The report says salaries in the consumer products and the retail sector will remain at 10%, same as in 2018 and this is attributed to the sector making a recovery, buoyant consumer confidence and increased purchasing power.
Financial services sector – banks, insurance companies and NBFCs – have seen a steady rise in salaries from 9.1% in 2017 to 9.6% in 2019, due to better performance, regulatory reforms and higher premium collections for insurance companies.
"Multinational companies that have manufacturing operations in India or KPO/BPO will see an average salary hike of 10%, which in dollar terms won't impact their cost of operations but Indian companies will see a lower salary hike which will based on their financial performance," said Sambhav Rakyan, data services practice leader, Asia Pacific, Willis Towers Watson.
According to the report, around 42.6% othe f the total salary hike budget will be reserved for top and above average performers.
The salary hike at the executive level is projected to be 9.8% compared to 9.7% in the previous year, while for the mid-management and production/manual labour it will be 10%, a drop from 10.1%.

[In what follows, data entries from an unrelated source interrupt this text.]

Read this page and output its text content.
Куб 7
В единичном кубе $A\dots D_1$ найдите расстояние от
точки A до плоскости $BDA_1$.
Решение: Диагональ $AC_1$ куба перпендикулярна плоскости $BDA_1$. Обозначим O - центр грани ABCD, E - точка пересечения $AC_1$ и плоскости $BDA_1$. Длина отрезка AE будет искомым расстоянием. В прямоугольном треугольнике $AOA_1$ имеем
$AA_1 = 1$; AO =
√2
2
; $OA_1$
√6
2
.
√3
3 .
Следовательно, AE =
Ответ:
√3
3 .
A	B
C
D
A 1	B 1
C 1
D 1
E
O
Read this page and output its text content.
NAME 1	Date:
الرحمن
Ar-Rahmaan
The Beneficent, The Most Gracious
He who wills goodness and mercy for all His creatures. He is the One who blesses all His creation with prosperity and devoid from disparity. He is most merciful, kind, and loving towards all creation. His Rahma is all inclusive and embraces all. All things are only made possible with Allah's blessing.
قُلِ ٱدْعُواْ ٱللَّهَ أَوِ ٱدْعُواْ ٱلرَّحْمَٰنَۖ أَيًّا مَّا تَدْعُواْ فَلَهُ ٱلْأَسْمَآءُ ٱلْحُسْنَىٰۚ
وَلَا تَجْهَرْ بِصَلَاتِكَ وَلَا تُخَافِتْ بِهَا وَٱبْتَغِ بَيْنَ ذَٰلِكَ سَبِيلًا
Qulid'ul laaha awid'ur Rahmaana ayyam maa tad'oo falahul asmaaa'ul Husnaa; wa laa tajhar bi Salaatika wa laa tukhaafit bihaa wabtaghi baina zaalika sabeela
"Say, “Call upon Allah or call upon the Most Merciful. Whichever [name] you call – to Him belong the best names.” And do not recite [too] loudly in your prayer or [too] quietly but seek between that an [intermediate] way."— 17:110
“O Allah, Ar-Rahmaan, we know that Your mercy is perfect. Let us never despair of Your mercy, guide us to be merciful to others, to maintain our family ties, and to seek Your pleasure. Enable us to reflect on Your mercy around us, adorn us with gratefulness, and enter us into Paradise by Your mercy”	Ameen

The report projects decline across all levels when it comes to variable pay allocation. Variable pay at the executive level will see a decline from 20.7% to 17.4%, mid-management level from 12.6% to 10.2% and 9.2% to 8.4% for production/manual labour.
Only 37% of the respondents have projected a positive revenue outlook for the next one year compared to 48% in 2017 hence the conservative variable pay projection, notes the report.
Technical skilled trade, engineering, IT and marketing will be the top four areas of recruitment in the next 12 months, according to the report.